「いつになったら 春になるんだか…」
おばあさんがポツリと呟いた。
NHKクローズアップ現代「豪雪から高齢者を救え」に映し出された83歳の女性。
豪雪地帯に一人住んでいる。
子どもたちは遠くの町に嫁ぎ、雪下ろしをしてくれる人は誰もいない。
痛めた足を引きずるようにして屋根に上って雪下ろしをする。
そうしないと、雪が降ると、ミシミシと音を立て、今にも天井が崩れ落ちそうで怖い。
そんな家が新潟県など豪雪地帯にはたくさんある。
昔は地域で助け合って除雪してきた。
でも、今は若者がいなくなり、皆自分の家の雪下ろしで精一杯。
自治体も、今年の豪雪にはお手上げ。
道路や学校などの除雪に追われ、個人の家の屋根にまで手が回らないようだ。
予算はなんとかできても人手が足りないのだという。
県は取りあえず、雪の少ない市町村から応援を頼み、
緊急を要する民家だけはなんとか除雪をしたが、
まだまだ応援を待っている高齢者は多い。
総務省消防庁の発表では、2月8日までに雪による死者82人、けが人1180人。
約60%が65歳以上の高齢者で、
除雪中の事故による死亡が75%だという。
地震や津波は、ある時突然発生する。
この自然の猛威を正確に予測し、人々を救う英知をまだ人間は手にしていない。
でも、降り積もる雪の危険から一人暮らしのお年寄りを守ることは、不可能なことではないと思う。

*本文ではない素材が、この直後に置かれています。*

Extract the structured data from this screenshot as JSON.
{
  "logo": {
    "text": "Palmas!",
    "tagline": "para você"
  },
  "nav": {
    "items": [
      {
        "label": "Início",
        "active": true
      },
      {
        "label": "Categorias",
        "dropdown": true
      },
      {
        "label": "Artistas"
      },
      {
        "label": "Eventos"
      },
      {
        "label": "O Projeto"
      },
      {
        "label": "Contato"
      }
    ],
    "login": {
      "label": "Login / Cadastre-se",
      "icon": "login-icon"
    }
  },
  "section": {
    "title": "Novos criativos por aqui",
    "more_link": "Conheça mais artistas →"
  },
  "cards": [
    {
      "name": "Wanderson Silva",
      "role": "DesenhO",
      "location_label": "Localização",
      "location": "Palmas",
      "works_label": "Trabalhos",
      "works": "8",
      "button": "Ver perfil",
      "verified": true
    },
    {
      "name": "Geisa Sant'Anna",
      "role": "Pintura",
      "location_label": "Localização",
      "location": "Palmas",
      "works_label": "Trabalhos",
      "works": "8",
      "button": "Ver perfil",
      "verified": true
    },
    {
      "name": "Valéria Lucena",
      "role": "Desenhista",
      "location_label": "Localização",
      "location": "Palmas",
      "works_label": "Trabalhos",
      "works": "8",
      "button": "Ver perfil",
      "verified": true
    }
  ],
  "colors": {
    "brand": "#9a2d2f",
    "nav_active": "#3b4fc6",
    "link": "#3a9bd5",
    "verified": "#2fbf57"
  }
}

積雪量が一定量を超えたら、公の施設に避難させるとか、
屋根の雪下ろしはボランティアを募集してやってもらうとか、
その気になれば、方法はあるはず。
ゲストの上村靖司さん(長岡技術科学大学准教授/日本災害復興学会理事)は、
支援力より受援力が不足していると話していた。
ボランティアなど支援する側の人はいるのに、
その支援者たちをコーディネートする受援力が足りないらしい。
雪国とは無縁の暖かい九州で、のうのうと暮らしている私が言う資格は無いかもしれないが、
これ以上一人暮らしのお年寄りを放っておくことは、
雪よりも冷たい気がする。
除雪に来た若者に手を合わせていたおばあさんの姿が、思い出されてならない。